Identified by sizable populations and speedy economic growth, the “BRIC” countries of Brazil, Russia, India, China and—most recently, South Africa—are quickly becoming hot spots for international meetings.
According to South African Tourism’s recently launched National Convention Bureau (www.southafrica.net), the country hosted 90 of the more than 6,000 international meetings held around the world last year and is looking to significantly increase its global meetings share in the next five years.
“Following the 2010 FIFA World Cup, it was evident that as a country we needed to capitalize on what we built, our infrastructure and existing convention centers,” said the NCB’s executive manager, Amanda Kotze-Nhlapo. “Our government saw a way to build on our reputation as a strong leisure destination and get into a growing industry.”
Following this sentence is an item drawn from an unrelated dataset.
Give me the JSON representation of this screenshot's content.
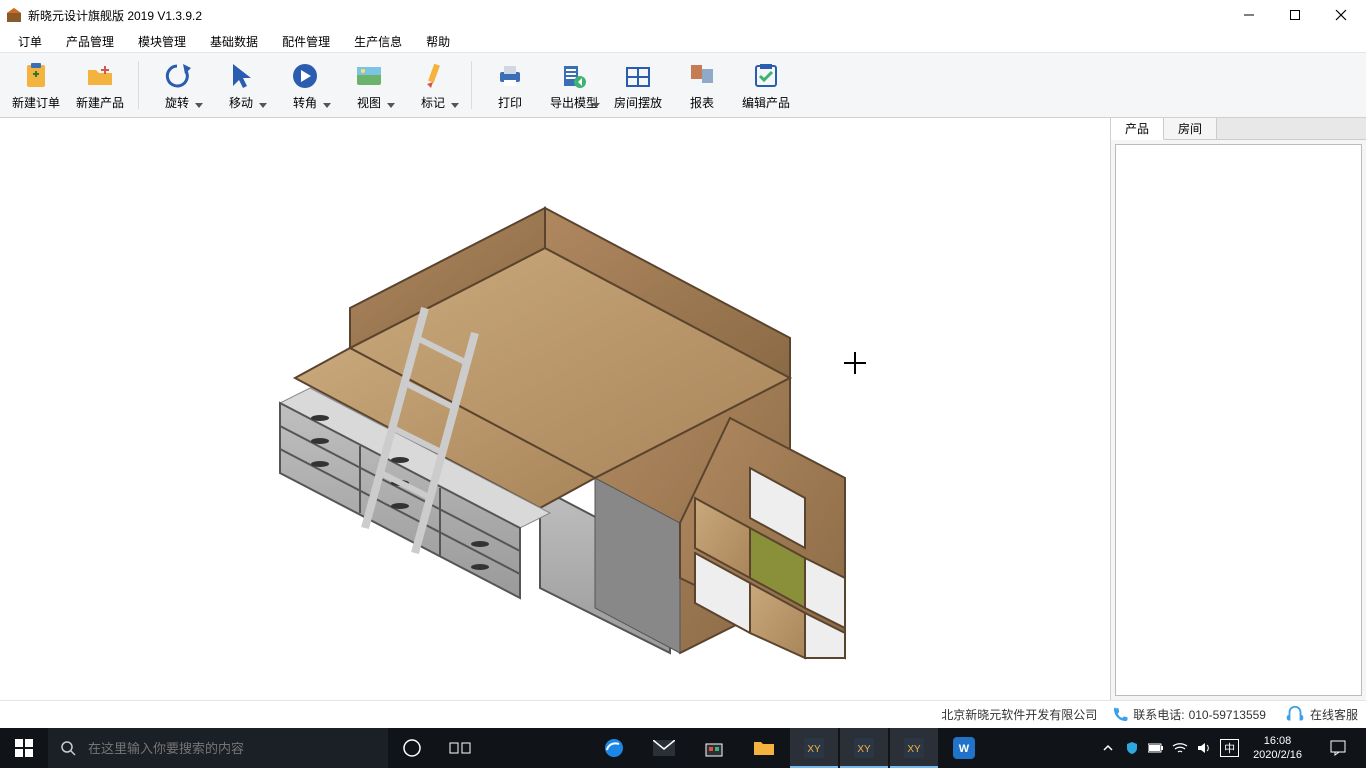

After welcoming hundreds of thousands of visitors to South Africa’s nine host cities during the World Cup, the country plans to utilize its strong reputation as a leisure travel destination to boost growth in the international conference, exhibition and incentive sectors.
“There is fierce competition in the MICE industry and we are focused on putting South Africa on the map,” Kotze-Nhlapo says.
The bureau hopes to grow international convention business by 50 percent, and with regal venues such as the Mount Nelson Hotel in Cape Town, the Sandton Convention Center in Johannesburg, the 100,000-square-foot International Convention Center Durban and the adjacent Durban Exhibition Center, South Africa is equipped to become a major player and continent-leader.
In addition to the large international conference centers in Durban, Johannesburg and Cape Town, the country is dotted with smaller venues in unique cities and is a renowned food and wine destination.
“Being in an English-speaking country makes it easy for planners,” Kotze-Nhlapo says, “but we are also a year-round destination. We have plenty of sophistication and offer social responsibility programs to help clients leave a positive footprint.”
Similarly, Brazil is planning tourism and marketing strategies around the upcoming 2016 World Cup and 2014 Summer Olympics.